Gurobi solver with multiprocessing does not reduce total solving time

Question

Problem

I use the syntax of gurobi with multiprocessing to solve multiple problems in parallel. Even though multiple problems are solved concurrently, the solving time for a single problem increases significantly, so there are no benefits to use multiprocessing, which is strange.

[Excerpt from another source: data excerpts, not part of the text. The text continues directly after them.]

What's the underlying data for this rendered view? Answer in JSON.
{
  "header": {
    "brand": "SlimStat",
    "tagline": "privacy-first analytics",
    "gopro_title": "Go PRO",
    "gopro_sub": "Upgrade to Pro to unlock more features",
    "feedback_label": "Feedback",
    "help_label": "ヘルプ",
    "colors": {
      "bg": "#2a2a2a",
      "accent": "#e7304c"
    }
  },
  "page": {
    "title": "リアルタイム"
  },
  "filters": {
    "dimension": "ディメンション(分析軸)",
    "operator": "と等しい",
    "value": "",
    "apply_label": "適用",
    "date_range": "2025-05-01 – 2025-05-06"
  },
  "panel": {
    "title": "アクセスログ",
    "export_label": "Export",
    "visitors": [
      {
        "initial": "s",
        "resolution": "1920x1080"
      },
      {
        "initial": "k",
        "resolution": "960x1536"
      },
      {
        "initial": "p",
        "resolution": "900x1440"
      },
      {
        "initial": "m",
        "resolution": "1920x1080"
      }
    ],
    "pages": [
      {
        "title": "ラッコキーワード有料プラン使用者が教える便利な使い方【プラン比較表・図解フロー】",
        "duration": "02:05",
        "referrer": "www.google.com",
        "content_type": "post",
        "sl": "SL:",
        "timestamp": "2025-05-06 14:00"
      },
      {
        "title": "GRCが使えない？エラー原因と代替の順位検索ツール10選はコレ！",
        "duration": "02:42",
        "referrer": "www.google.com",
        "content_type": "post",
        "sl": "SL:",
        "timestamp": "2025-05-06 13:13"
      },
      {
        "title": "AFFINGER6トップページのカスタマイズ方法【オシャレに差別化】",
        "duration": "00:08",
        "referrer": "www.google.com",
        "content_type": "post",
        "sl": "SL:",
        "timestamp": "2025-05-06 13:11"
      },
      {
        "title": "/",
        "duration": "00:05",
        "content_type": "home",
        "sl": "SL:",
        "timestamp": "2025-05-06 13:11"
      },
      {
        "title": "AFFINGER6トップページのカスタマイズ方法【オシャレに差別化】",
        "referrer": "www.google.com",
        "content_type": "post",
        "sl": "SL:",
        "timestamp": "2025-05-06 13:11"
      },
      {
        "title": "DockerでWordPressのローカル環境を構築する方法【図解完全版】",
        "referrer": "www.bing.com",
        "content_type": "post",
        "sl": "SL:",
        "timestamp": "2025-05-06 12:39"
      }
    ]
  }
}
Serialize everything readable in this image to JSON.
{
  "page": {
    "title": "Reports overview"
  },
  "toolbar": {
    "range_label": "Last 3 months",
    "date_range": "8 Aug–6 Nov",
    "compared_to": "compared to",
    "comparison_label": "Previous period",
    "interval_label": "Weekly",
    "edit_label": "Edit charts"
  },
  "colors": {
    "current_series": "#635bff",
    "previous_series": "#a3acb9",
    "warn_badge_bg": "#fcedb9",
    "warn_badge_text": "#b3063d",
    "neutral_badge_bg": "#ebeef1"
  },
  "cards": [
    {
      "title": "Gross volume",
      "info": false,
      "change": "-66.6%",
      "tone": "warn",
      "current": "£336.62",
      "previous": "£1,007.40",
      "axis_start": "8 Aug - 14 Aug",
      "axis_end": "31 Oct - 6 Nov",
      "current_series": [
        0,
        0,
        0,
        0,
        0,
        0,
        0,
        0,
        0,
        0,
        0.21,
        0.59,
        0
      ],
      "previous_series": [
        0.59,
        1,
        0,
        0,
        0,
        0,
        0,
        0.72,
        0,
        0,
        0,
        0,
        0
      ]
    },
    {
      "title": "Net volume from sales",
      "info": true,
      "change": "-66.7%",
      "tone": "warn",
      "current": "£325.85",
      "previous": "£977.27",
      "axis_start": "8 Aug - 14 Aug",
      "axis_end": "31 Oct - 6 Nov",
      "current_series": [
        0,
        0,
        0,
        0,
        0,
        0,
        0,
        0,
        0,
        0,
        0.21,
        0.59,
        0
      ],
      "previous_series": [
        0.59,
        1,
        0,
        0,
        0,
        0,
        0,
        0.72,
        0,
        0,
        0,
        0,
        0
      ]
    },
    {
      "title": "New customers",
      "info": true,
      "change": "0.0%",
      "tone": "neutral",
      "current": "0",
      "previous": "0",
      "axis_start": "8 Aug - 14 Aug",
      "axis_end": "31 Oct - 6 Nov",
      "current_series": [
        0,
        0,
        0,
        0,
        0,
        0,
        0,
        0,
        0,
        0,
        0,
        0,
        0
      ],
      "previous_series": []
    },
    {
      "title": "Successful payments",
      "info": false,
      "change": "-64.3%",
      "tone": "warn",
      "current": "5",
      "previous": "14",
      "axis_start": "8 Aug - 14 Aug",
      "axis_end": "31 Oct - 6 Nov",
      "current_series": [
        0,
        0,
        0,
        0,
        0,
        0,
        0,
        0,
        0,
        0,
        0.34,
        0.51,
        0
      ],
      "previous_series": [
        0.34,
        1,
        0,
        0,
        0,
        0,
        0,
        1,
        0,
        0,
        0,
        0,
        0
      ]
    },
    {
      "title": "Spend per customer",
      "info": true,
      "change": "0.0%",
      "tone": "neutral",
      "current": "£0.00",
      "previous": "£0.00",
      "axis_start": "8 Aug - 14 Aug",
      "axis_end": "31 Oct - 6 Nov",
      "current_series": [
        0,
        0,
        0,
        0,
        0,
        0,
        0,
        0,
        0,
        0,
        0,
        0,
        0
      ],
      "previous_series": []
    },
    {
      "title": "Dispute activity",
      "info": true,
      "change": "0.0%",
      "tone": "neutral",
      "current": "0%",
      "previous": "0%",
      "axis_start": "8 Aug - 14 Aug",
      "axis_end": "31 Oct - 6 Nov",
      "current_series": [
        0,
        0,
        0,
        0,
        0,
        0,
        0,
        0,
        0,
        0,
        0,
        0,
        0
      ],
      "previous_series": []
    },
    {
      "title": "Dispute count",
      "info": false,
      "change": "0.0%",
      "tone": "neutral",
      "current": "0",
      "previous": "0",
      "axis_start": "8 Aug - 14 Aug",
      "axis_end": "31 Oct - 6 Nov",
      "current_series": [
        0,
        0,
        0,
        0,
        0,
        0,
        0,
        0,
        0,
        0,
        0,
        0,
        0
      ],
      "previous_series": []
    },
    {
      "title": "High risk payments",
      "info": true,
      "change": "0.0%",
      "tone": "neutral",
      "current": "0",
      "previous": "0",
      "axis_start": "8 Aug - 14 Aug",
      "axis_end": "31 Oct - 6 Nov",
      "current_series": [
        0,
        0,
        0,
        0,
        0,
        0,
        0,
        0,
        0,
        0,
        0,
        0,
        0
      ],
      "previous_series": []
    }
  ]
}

Possible reasons that have been excluded

The number of problems solved in parallel is much smaller than number of cpu cores. So it is not because problems are too many and my cpu cores are too few.
Multiple problems are really solved concurrently. I can see the log file of each problem is written at the same time. And The number of busy cpu cores is also same with the number of problems. So it is not because running code cannot achieve multiprocessing.

Code

I solve the tsp (travelling salesman problem) already introduced in Gurobi tutorial in parallel to repeat this problem. With some modification of codes, the tsp (in tsp.py) is modified as follows (someone don't need look into codes in tsp.py since it won't help solve the problem).

#!/usr/bin/env python3.7
Copyright 2022, Gurobi Optimization, LLC
Solve a traveling salesman problem on a randomly generated set of
points using lazy constraints.   The base MIP model only includes
'degree-2' constraints, requiring each node to have exactly
two incident edges.  Solutions to this model may contain subtours -
tours that don't visit every city.  The lazy constraint callback
adds new constraints to cut them off.
import math
import random
from itertools import combinations
import gurobipy as gp
from gurobipy import GRB
from datetime import datetime
Callback - use lazy constraints to eliminate sub-tours
def subtourelim(model, where):
    if where == GRB.Callback.MIPSOL:
        vals = model.cbGetSolution(model._vars)
        # find the shortest cycle in the selected edge list
        tour = model._subtour(vals,model._n)
        if len(tour) < model._n:
            # add subtour elimination constr. for every pair of cities in tour
            model.cbLazy(gp.quicksum(model._vars[i, j]
                                    for i, j in combinations(tour, 2))
                        <= len(tour)-1)
Given a tuplelist of edges, find the shortest subtour
def subtour(vals,n):
    # make a list of edges selected in the solution
    edges = gp.tuplelist((i, j) for i, j in vals.keys()
                        if vals[i, j] > 0.5)
    unvisited = list(range(n))
    cycle = range(n+1)  # initial length has 1 more city
    while unvisited:  # true if list is non-empty
        thiscycle = []
        neighbors = unvisited
        while neighbors:
            current = neighbors[0]
            thiscycle.append(current)
            unvisited.remove(current)
            neighbors = [j for i, j in edges.select(current, '*')
                        if j in unvisited]
        if len(cycle) > len(thiscycle):
            cycle = thiscycle
    return cycle
class TSP:
    def init(self,n,logFile,taskName,rndSeed,model) -> None:
        self.n=n
        self.logFile=logFile
        self.startTime=datetime.now()
        self.taskName=taskName
        self.rndSeed=rndSeed
        self.m=model
def solveTSP(self):
    # with open(self.logFile,'a') as file:
        # file.write('TaskName: {}\nRandom Seed: {}\nStart time: {}\n\n'.format(self.taskName,self.rndSeed,self.startTime))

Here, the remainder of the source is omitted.